Et à tous les Italo-Canadiens qui enrichissent nos communautés, de St. John’s jusqu’à Vancouver, de Montréal jusqu’au Grand Nord, vous nous rappelez que la diversité fera toujours notre force.
Le courage, la résilience, et une conviction inébranlable qu’on est plus forts ensemble.
Voilà quelques-unes des valeurs que les Italo-Canadiens ont toujours incarnées.
Monsieur le Président,
Il y a environ 80 ans, après que Giuseppe est revenu du camp de prisonniers de guerre pour rejoindre sa famille, il a travaillé fort pour se forger une vie meilleure.
Il a acheté une maison, a vu ses enfants grandir et leur a appris à être des citoyens exemplaires qui aiment leur pays.
Le courage, la résilience, et une conviction inébranlable qu’on est plus forts ensemble.

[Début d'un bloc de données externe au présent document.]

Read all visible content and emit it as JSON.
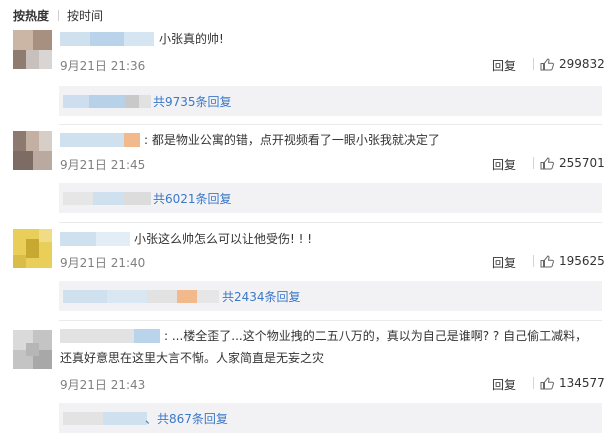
{
  "sort": {
    "hot": "按热度",
    "time": "按时间"
  },
  "comments": [
    {
      "text": "小张真的帅!",
      "time": "9月21日 21:36",
      "reply_label": "回复",
      "likes": "299832",
      "reply_count": "共9735条回复"
    },
    {
      "text": ": 都是物业公寓的错，点开视频看了一眼小张我就决定了",
      "time": "9月21日 21:45",
      "reply_label": "回复",
      "likes": "255701",
      "reply_count": "共6021条回复"
    },
    {
      "text": "小张这么帅怎么可以让他受伤! ! !",
      "time": "9月21日 21:40",
      "reply_label": "回复",
      "likes": "195625",
      "reply_count": "共2434条回复"
    },
    {
      "text": ": ...楼全歪了...这个物业拽的二五八万的，真以为自己是谁啊? ? 自己偷工减料，还真好意思在这里大言不惭。人家简直是无妄之灾",
      "time": "9月21日 21:43",
      "reply_label": "回复",
      "likes": "134577",
      "reply_count": "、共867条回复"
    }
  ],
  "colors": {
    "link": "#3a78c8",
    "muted": "#808080",
    "reply_bg": "#f2f2f5"
  },
  "icons": {
    "like": "thumbs-up-icon"
  }
}
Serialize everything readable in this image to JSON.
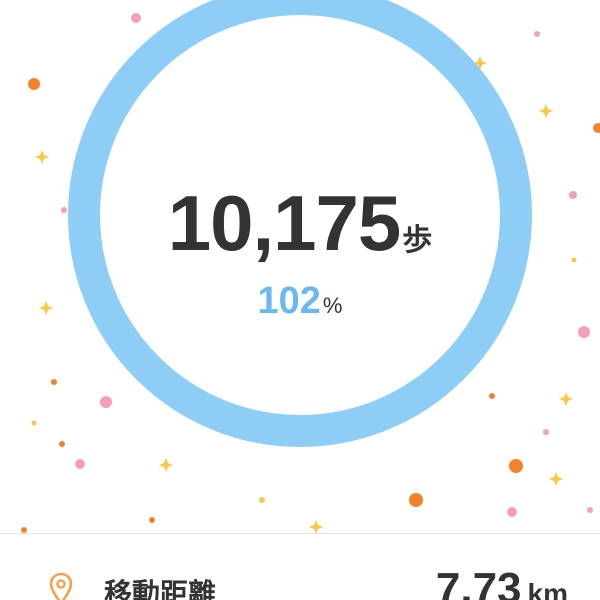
{
  "steps": {
    "value": "10,175",
    "unit": "歩"
  },
  "goal": {
    "percent_value": "102",
    "percent_unit": "%",
    "progress_fraction": 1.02
  },
  "stats": {
    "distance": {
      "icon": "location-pin-icon",
      "label": "移動距離",
      "value": "7.73",
      "unit": "km"
    }
  },
  "colors": {
    "ring": "#8ecdf6",
    "percent": "#6ab8ee",
    "text": "#333333",
    "confetti_orange": "#f5812a",
    "confetti_pink": "#f49fb6",
    "confetti_yellow": "#f7c843",
    "location_icon": "#f5a04a"
  }
}
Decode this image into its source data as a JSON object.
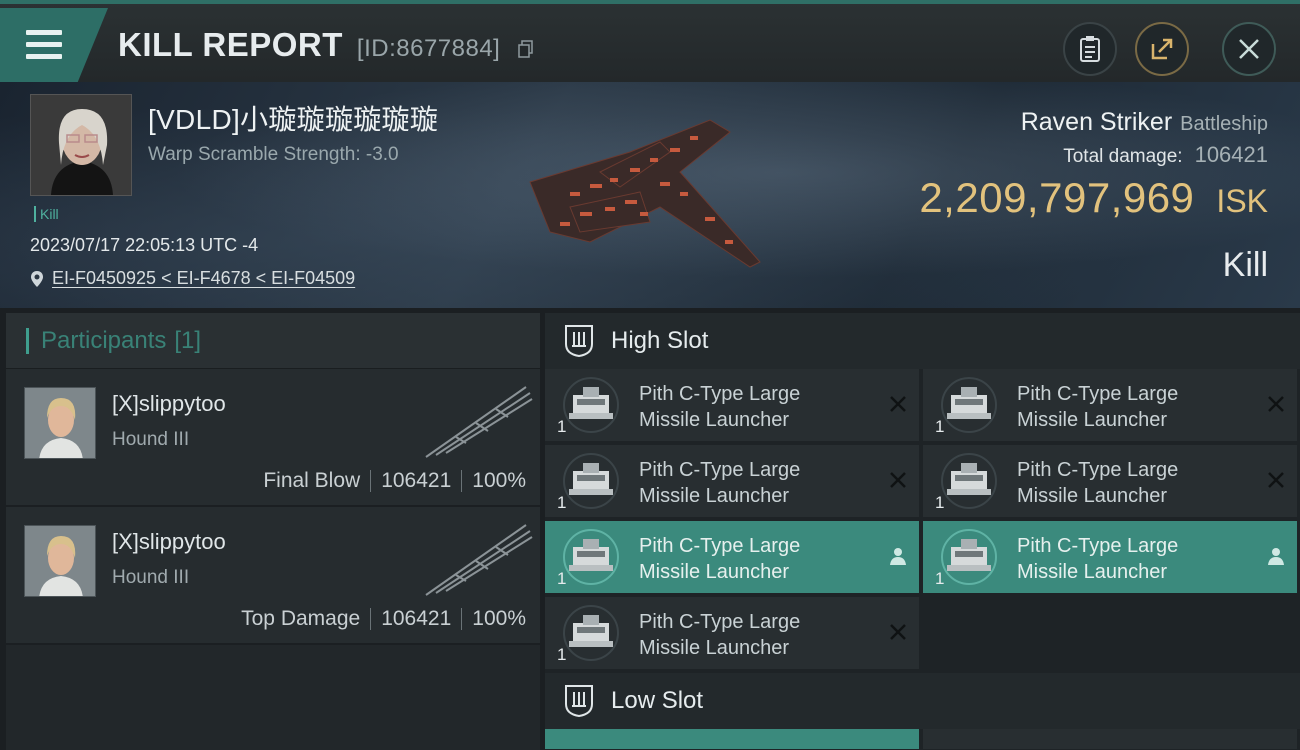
{
  "header": {
    "title": "KILL REPORT",
    "report_id": "[ID:8677884]"
  },
  "victim": {
    "name": "[VDLD]小璇璇璇璇璇璇",
    "warp_scramble": "Warp Scramble Strength: -3.0",
    "tag": "Kill",
    "datetime": "2023/07/17 22:05:13 UTC -4",
    "location": "EI-F0450925 < EI-F4678 < EI-F04509",
    "ship_name": "Raven Striker",
    "ship_class": "Battleship",
    "total_damage_label": "Total damage:",
    "total_damage": "106421",
    "isk_value": "2,209,797,969",
    "isk_unit": "ISK",
    "result": "Kill"
  },
  "participants": {
    "title": "Participants",
    "count": "[1]",
    "rows": [
      {
        "name": "[X]slippytoo",
        "ship": "Hound III",
        "label": "Final Blow",
        "damage": "106421",
        "percent": "100%"
      },
      {
        "name": "[X]slippytoo",
        "ship": "Hound III",
        "label": "Top Damage",
        "damage": "106421",
        "percent": "100%"
      }
    ]
  },
  "slots": {
    "high_title": "High Slot",
    "low_title": "Low Slot",
    "high": [
      {
        "line1": "Pith C-Type Large",
        "line2": "Missile Launcher",
        "qty": "1",
        "state": "destroyed",
        "active": false
      },
      {
        "line1": "Pith C-Type Large",
        "line2": "Missile Launcher",
        "qty": "1",
        "state": "destroyed",
        "active": false
      },
      {
        "line1": "Pith C-Type Large",
        "line2": "Missile Launcher",
        "qty": "1",
        "state": "destroyed",
        "active": false
      },
      {
        "line1": "Pith C-Type Large",
        "line2": "Missile Launcher",
        "qty": "1",
        "state": "destroyed",
        "active": false
      },
      {
        "line1": "Pith C-Type Large",
        "line2": "Missile Launcher",
        "qty": "1",
        "state": "dropped",
        "active": true
      },
      {
        "line1": "Pith C-Type Large",
        "line2": "Missile Launcher",
        "qty": "1",
        "state": "dropped",
        "active": true
      },
      {
        "line1": "Pith C-Type Large",
        "line2": "Missile Launcher",
        "qty": "1",
        "state": "destroyed",
        "active": false
      }
    ]
  },
  "colors": {
    "accent": "#3f9e8e",
    "active_slot": "#3b8a7d",
    "isk": "#e2c27d"
  }
}
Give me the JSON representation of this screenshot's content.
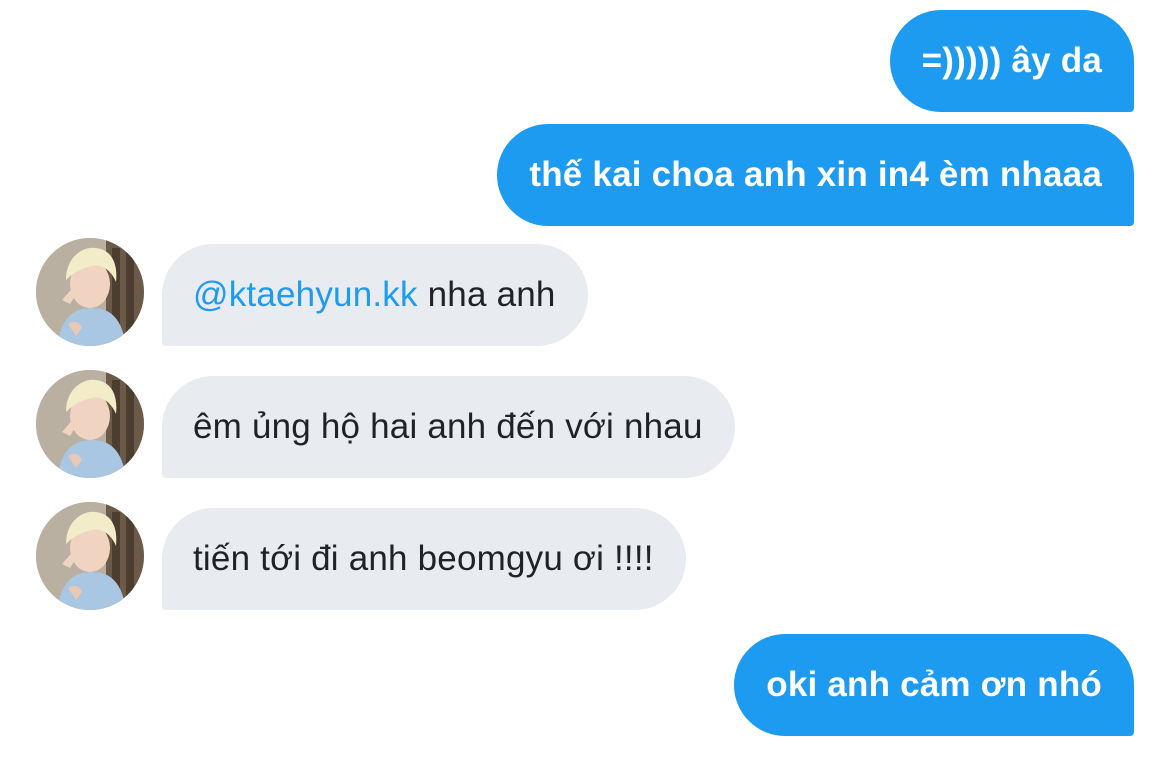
{
  "conversation": {
    "messages": [
      {
        "direction": "out",
        "text": "=))))) ây da"
      },
      {
        "direction": "out",
        "text": "thế kai choa anh xin in4 èm nhaaa"
      },
      {
        "direction": "in",
        "mention": "@ktaehyun.kk",
        "text": " nha anh"
      },
      {
        "direction": "in",
        "text": "êm ủng hộ hai anh đến với nhau"
      },
      {
        "direction": "in",
        "text": "tiến tới đi anh beomgyu ơi !!!!"
      },
      {
        "direction": "out",
        "text": "oki anh cảm ơn nhó"
      }
    ]
  },
  "colors": {
    "outgoing_bubble": "#1d9bf0",
    "incoming_bubble": "#e8ecf0",
    "mention": "#1d9bf0"
  },
  "icons": {
    "avatar": "user-avatar-photo"
  }
}
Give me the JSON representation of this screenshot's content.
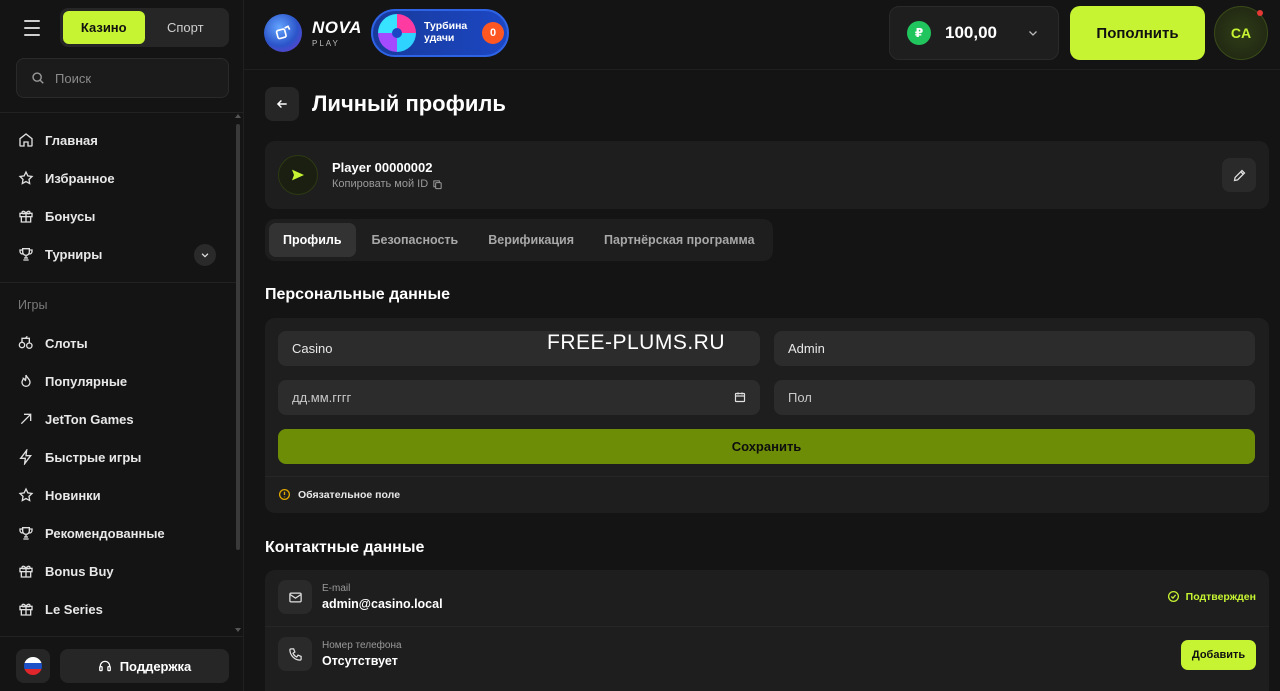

C'est la voie qu'il a choisie.
Et c'est la voie qu'on doit continuer de choisir aujourd'hui.
La via giusta è stata dimostrata dagli internati e le loro famiglie: integrità, unità, fede, e fidelità al Canada.
Per questo, tutto il paese è riconoscente.
Grazie di cuore.
Les internés et leurs familles ont montré la voie à suivre : intégrité, solidarité, foi et loyauté envers le Canada. Et notre pays leur en est reconnaissant.
Merci.
Grazie.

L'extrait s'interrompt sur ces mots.